Q: Can there be a wrongful termination lawsuit in New Jersey when a cause of action on the basis of protected class is not present?
There is no generic wrongful termination cause of action in the state of New Jersey. The act has to be somehow linked to acts of management which are specifically proscribed by either the courts or by the legislature. For example, in negligence or tort law, you might have simple negligence. You may also have other specific types of causes of action within the negligence world, but you do not have that in the employment world where it is more specific. We get many calls regarding people who, on a visceral level, were wrongfully terminated for professing things that are unethical, immoral, or unprofessional. But those kinds of causes of action by themselves do not exist in New Jersey. They have to be specifically linked to behavior that the legislature or courts say is illegal.
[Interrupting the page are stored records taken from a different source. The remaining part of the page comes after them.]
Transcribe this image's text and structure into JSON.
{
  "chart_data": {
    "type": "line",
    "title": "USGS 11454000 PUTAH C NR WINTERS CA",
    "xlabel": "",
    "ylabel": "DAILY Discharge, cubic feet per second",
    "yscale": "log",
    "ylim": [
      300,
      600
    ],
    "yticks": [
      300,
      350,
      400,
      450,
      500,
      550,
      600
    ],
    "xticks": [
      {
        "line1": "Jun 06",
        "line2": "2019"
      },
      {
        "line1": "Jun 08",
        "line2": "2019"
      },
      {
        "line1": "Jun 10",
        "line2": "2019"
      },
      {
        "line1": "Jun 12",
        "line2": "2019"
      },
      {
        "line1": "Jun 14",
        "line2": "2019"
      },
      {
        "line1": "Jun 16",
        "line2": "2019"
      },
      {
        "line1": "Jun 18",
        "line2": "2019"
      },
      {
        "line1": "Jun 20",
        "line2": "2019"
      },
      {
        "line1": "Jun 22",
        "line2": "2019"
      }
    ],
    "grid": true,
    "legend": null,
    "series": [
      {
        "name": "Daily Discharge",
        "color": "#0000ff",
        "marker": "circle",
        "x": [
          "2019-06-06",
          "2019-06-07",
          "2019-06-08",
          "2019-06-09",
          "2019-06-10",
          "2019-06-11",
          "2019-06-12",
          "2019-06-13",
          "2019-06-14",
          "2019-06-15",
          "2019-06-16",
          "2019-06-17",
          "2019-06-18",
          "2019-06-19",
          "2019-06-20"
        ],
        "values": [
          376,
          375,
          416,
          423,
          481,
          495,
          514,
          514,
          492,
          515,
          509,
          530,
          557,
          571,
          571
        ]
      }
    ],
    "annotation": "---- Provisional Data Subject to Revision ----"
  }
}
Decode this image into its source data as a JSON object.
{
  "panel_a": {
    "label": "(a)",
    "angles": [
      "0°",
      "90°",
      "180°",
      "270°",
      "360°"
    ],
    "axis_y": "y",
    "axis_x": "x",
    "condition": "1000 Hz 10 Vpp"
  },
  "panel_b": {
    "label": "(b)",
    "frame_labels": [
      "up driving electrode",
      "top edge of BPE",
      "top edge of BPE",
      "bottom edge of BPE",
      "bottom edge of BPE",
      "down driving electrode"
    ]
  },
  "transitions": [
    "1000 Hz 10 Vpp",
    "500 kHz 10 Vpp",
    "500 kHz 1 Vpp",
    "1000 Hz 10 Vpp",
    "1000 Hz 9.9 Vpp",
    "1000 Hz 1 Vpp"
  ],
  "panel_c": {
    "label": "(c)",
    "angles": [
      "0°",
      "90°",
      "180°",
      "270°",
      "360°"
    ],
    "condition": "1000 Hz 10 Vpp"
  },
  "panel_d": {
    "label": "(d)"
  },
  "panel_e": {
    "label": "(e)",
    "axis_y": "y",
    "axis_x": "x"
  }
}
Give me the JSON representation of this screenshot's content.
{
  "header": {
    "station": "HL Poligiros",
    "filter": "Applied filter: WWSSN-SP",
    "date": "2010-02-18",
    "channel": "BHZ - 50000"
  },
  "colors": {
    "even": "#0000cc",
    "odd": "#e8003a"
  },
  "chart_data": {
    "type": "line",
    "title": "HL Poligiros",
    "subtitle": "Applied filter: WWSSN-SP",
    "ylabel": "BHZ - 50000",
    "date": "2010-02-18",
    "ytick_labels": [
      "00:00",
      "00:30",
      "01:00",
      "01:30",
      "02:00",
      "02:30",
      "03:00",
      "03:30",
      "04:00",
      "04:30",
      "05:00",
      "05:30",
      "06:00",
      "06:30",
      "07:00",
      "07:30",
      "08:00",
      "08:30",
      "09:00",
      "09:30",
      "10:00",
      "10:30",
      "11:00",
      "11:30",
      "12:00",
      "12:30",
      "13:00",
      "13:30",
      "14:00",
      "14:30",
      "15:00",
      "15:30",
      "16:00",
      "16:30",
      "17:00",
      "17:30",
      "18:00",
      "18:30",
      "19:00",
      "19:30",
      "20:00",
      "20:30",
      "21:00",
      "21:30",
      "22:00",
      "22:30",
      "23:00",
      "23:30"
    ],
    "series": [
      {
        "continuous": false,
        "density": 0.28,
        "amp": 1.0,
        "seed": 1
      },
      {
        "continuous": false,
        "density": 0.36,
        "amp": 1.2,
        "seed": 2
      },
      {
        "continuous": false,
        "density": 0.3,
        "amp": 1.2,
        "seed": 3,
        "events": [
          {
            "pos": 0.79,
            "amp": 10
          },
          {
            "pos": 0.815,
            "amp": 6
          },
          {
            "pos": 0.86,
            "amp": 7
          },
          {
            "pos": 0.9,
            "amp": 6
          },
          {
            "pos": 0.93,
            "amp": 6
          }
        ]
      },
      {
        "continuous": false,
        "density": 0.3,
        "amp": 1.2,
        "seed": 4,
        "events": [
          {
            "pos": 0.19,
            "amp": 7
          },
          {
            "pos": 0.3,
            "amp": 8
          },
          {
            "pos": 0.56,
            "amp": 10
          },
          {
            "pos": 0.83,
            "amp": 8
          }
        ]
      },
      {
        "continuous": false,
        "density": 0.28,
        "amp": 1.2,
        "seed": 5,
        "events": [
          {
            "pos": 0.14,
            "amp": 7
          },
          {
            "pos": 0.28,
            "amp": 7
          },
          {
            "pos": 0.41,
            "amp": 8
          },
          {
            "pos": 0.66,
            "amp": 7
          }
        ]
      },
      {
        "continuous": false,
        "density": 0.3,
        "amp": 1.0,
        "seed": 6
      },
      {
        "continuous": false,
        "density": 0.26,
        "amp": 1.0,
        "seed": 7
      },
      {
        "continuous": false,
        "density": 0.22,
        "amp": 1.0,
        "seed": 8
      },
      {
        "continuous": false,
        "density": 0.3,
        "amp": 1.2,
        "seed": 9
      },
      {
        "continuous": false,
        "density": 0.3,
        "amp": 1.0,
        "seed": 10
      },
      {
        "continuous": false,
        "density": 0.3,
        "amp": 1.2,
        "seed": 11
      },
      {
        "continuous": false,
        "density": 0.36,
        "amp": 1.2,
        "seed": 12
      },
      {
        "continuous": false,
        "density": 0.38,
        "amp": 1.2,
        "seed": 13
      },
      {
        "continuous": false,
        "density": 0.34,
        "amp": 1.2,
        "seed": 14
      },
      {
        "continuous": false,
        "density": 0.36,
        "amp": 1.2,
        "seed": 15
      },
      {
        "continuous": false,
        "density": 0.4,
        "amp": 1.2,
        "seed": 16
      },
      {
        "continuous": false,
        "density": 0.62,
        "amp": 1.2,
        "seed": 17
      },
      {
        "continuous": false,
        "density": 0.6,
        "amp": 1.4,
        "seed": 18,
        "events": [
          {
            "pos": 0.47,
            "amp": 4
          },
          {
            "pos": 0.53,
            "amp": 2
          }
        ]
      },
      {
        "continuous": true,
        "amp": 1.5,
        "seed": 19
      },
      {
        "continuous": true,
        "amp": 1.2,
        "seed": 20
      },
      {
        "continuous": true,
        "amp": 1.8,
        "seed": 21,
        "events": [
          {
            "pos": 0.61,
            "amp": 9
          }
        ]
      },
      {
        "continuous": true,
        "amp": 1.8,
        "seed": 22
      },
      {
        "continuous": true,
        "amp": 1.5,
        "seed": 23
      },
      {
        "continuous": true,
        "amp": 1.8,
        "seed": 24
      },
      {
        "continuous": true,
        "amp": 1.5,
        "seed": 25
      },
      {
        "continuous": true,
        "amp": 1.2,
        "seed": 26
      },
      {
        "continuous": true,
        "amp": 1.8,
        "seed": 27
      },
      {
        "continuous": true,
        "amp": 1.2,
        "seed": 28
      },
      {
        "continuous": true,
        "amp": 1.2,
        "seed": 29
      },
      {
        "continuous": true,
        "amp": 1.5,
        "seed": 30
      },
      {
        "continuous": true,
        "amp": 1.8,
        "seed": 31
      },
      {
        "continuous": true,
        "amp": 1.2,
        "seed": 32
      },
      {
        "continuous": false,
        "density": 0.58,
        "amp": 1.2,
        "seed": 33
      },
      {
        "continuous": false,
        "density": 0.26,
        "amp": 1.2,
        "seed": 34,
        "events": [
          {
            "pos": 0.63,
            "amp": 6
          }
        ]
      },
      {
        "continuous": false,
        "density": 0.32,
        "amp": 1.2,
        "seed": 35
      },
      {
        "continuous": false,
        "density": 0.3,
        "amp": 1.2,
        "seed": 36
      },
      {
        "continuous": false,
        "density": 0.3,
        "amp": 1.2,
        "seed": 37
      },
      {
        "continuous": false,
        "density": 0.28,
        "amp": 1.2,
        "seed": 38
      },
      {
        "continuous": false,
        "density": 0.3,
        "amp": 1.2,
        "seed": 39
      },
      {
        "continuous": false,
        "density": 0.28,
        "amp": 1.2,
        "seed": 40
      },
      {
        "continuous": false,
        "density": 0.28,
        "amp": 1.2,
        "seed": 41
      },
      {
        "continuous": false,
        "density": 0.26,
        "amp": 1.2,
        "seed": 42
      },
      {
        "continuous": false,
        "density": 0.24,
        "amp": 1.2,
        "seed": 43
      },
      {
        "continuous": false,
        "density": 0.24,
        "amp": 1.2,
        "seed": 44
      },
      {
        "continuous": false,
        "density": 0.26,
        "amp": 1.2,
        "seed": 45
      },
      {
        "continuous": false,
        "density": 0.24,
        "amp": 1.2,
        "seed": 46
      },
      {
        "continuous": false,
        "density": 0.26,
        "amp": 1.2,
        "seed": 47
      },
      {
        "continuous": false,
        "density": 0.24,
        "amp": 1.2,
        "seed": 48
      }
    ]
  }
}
For example, if management comes in one morning and just feels like firing someone for no reason at all and subsequently fires you even though you are the greatest and the longest-tenured employee in New Jersey, the fact that there is no real reason for the termination does not necessarily make these circumstances unlawful. Most companies are trying to run an efficient profitable business, so arbitrary decision-making like that does not happen very often. Nevertheless, it is possible that this kind of situation could arise and if that were the case without other factors, that person would have no recourse.
The behavior of management has to be something specifically proscribed by the legislature or the courts or else the termination in question will not be actionable as a matter of law.